Une jeune fille, éduquée dans un milieu libéral, interrogeait le père Calmel sur la question du vêtement féminin, que pour sa part elle reléguait à une simple convention sociale, évolutive par nature. Le père Calmel, abordant les choses par le fond, lui adressa une très belle réponse :

 

 

 

autriche.jpgIl existe une différence voulue par le Créateur entre l’homme et la femme. Dieu a établi l’homme et la femme avec leurs qualités respectives pour une mission particulière. Même si actuellement les hommes pouponnent et font la vaisselle, il serait anormal que durant toute une vie, l’homme tienne la maison tandis que sa femme serait avocat ou inspecteur de police ! Leur mission est différente, et c’est aller contre la nature des choses que d’interchanger. Le vêtement est le signe visible, le symbole public d’une nature différente. Le costume féminin plus coloré, plus gracieux jusqu’à notre siècle collaborait à faire de la jeune fille, de la mère, de l’épouse, un être gracieux et réservé, vers laquelle les regards se tournent non parce qu’elle est objet de convoitise, mais parce qu’elle est la reine du foyer, la présence indispensable pour que la maison soit joyeuse et rassurante. L’habit féminin distinctif (quel qu’il soit selon les civilisations) est selon l’ordre et la nature des choses parce qu’il est différent de celui de l’homme. Le fait de s’habiller comme les garçons pour une jeune fille n’est pas seulement une question de mode ou d’aisance pour les mouvements, ce à quoi on l’attribue maintenant, (et d’autres raisons de basse altitude). Les raisons profondes de ceux qui ont lancé petit à petit ce courant sont les mêmes que celles qui animent les mouvements féministes depuis la première guerre mondiale : « La femme est libérée, il ne s’agit pas seulement pour elle de se cantonner dans un rôle “subalterne” et effacé… elle peut prétendre à la même place que l’homme dans la société… »

 

Le signe visible à faire adopter par ces nouvelles générations, le symbole, c’est le fait qu’elles ne portent plus d’habit distinctif. Elles peuvent jouir des mêmes libertés que les garçons. Plus de réserve, de pudeur dans l’attitude. Les qualités qui, normalement, protègent, respectent, suscitent naturellement le respect et l’estime de ce qui en elles est lié au mystère de la vie sont tournées en dérision, méprisées comme dépassées et serviles. C’est dans cette inversion des valeurs, dans ce refus de porter la marque d’une nature différente qu’il faut situer le pantalon : il fait partie d’un ensemble : la révolution continuelle, culturelle, qui met à bas les valeurs traditionnelles de la famille. Pantalons, jupes fendues, robes décolletées, jupes-culottes, minijupes – sans parler des tenues indécentes ! – tout contribue, soit par la masculinisation de la tenue, soit par son indécence (plus suggestive que réelle le plus souvent) à faire de la femme un objet de convoitise ou à la destituer de son rôle de mère ou d’épouse – reine de la famille.

 

La tenue masculine [d’une fille] est au même degré que la tenue indécente une offense à Dieu Créateur ; dans le deuxième cas il s’agit d’inciter l’homme à la luxure ; dans le premier cas, il s’agit de s’établir à un autre plan que celui proprement féminin démettre dans l’ombre tout ce qui est l’apanage de la femme pour s’équiparer à l’homme.
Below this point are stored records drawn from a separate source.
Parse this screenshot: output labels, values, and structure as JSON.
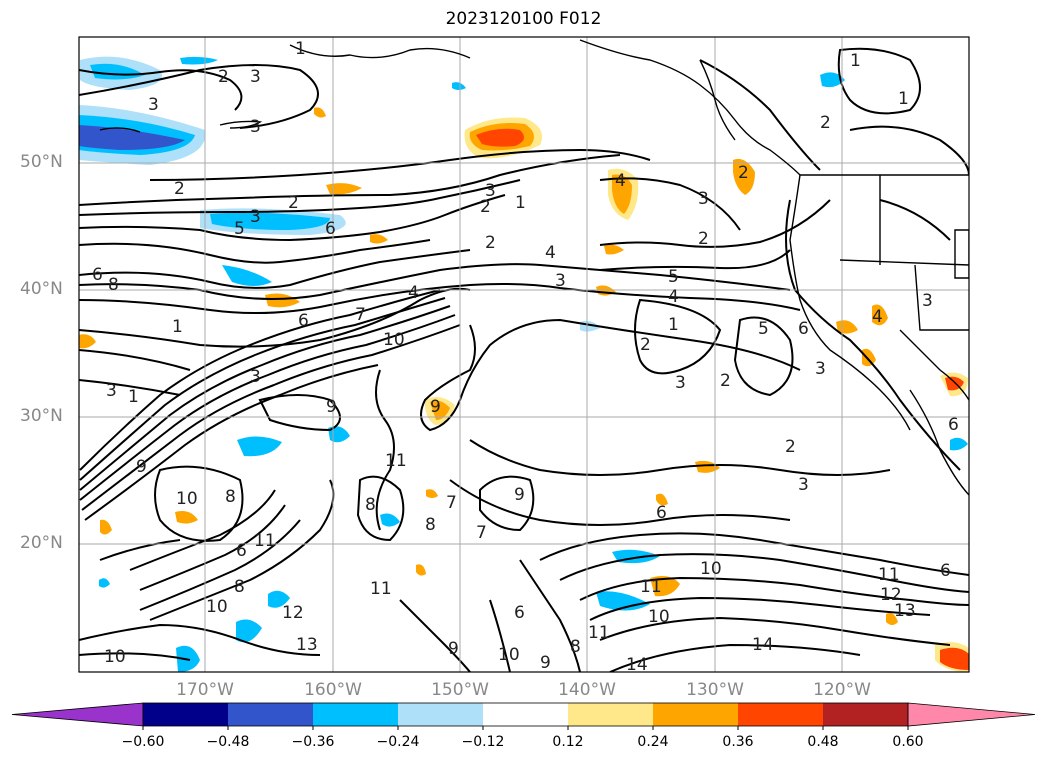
{
  "title": "2023120100 F012",
  "latitude_labels": [
    "50°N",
    "40°N",
    "30°N",
    "20°N"
  ],
  "longitude_labels": [
    "170°W",
    "160°W",
    "150°W",
    "140°W",
    "130°W",
    "120°W"
  ],
  "colorbar": {
    "ticks": [
      "−0.60",
      "−0.48",
      "−0.36",
      "−0.24",
      "−0.12",
      "0.12",
      "0.24",
      "0.36",
      "0.48",
      "0.60"
    ],
    "colors": [
      "#9933cc",
      "#00008b",
      "#3355cc",
      "#00bfff",
      "#aee0fa",
      "#ffffff",
      "#ffe88a",
      "#ffa500",
      "#ff4500",
      "#b22222",
      "#ff88aa"
    ]
  },
  "contour_labels": [
    "1",
    "2",
    "3",
    "4",
    "5",
    "6",
    "7",
    "8",
    "9",
    "10",
    "11",
    "12",
    "13",
    "14"
  ],
  "colors": {
    "positive_light": "#ffe88a",
    "positive_mid": "#ffa500",
    "positive_strong": "#ff4500",
    "negative_light": "#aee0fa",
    "negative_mid": "#00bfff",
    "negative_strong": "#3355cc",
    "contour": "#000000",
    "grid": "#aaaaaa",
    "border": "#000000"
  }
}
Comment cela se fait-il que nous ne sentions pas l’équivoque de cette situation ? Transposons : qu’en serait-il si des hommes, subitement complexés, singeaient les femmes ? Le ridicule contre nature sauterait aux yeux et pour l’instant les efféminés n’ont pas réussi à s’imposer. C’est dire qu’il y a dans le péché originel des penchants naturels à fausser la nature des choses.